Kriterien gibt es nur wenige:

- ich kann keine Platinen ätzen
- möglichst günstig aber trotzdem angenehmer klang, da ich ihn nach der Facharbeit gerne weiternutzen möchte
- es sollte ein 2.0 oder 2.1 Verstärker sein, also hauptsache Stereo.
- 1 Eingang, wobei mehrere natürlich besser wären.

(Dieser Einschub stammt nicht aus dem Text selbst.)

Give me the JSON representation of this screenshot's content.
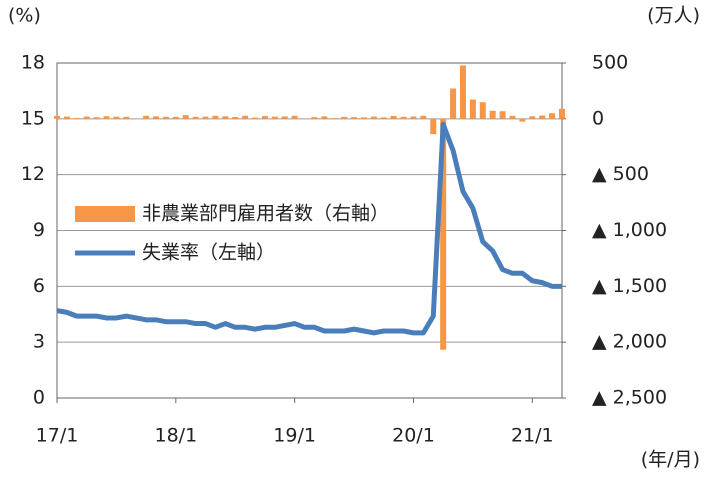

Wäre nett, wenn ihr mir helfen könntet


----------



## TAZ (2. Dezember 2010)

*AW: Verstärker selber bauen*

Such dir einfach unter elv.de was passendes heraus und zieh dir den bauplan runter (steht meist als pdf zum Download bereit)...dann kannste den auch nachbauen....


----------



## Kokopalme (2. Dezember 2010)

*AW: Verstärker selber bauen*

hab da jetzt mal geschaut. Sieht ganz interessant aus. Ich suche trotzdem noch weiter. Wenn jemand noch nen Tipp hat, bitte posten.


lg
Christian


----------



## _Hendi_ (2. Dezember 2010)

*AW: Verstärker selber bauen*

Hi, der Kerl hat auf seiner Seite auch ein paar Verstärker: Knolles Elektronik Basteln Page
Kannst dich ja da mal umschauen unter "Projekten". Habe den 2x20W damals für meiner Schwester mal nachgebaut und er klingt eig ganz gut aber du solltest natürlich nicht zu viel erwarten


----------



## Sash (2. Dezember 2010)

*AW: Verstärker selber bauen*

naja alt zu schwer ist das ja nicht.. wenn du guten klang willst solltest du bei den transistoren, elcos usw nur nicht das billigste nehmen.


----------



## Murxwitz (3. Dezember 2010)

*AW: Verstärker selber bauen*

symasym [SymAsym-Wiki]
den kann ich noch empfehlen
bin grad selbst dabei ihn zu bauen lässt sich leicht auf lochraster aufbauen und es gibt auch eine schablone zum ätzen
soll 2x100W haben was ausreichen sollte


----------



## Kokopalme (3. Dezember 2010)

*AW: Verstärker selber bauen*

Danke nochmal für die Links. 
@ Murxwitz

Der ist leider für nen Anfänger wie mich ein bisschen überdimensioniert. Und er ist nur Mono. Trotzdem Danke!

@_Hendi_

Der Lik gefälllt mir sehr gut. Ich denke den wed ich aufbauen.

lg

christian


----------



## nfsgame (3. Dezember 2010)

*AW: Verstärker selber bauen*

2x LM3886 mit Schaltung aus dem Datenblatt + Symmetrisches Netzteil mit 2x 8200 oder 10000µF Siebung.

AUFBAU AUF EIGENE GEFAHR!


----------



## Murxwitz (3. Dezember 2010)

*AW: Verstärker selber bauen*



Kokopalme schrieb:


> Danke nochmal für die Links.
> @ Murxwitz
> 
> Der ist leider für nen Anfänger wie mich ein bisschen überdimensioniert. Und er ist nur Mono. Trotzdem Danke!
> ...



bisschen überdimensioniert evtl schon
aber wegen mono: 2mal mono ergibt auch stereo


----------



## Altair7 (9. Dezember 2010)

*AW: Verstärker selber bauen*

hätte irgend wo noch einen Schaltplan für nen 10W Verstärker rumfliegen.
Damals im FPA in der FOS geplant und gelötet worden.  Is aber schon etwas aufwendiger gewesen als der plan oben^^
haben aber auch einen guten klang. Mit etwas Pfriemelarbeit beckommt man den auch auf ne 4cm x 4cm Lochrasterplatine. Eingänge sind erweiterbar. Stereo.
wenn noch Bedarf besteht, kann ich mal schaun, ob ich ihn noch finde. (Plan)
auf die IC´s würde ich Kühlkörper aus nem uralt Mainboard ranschrauben.

mfg

Altair7


----------



## > Devil-X < (9. Dezember 2010)

*AW: Verstärker selber bauen*

Kannst dir natürlich auch nen Röhrenamp selber basteln.


----------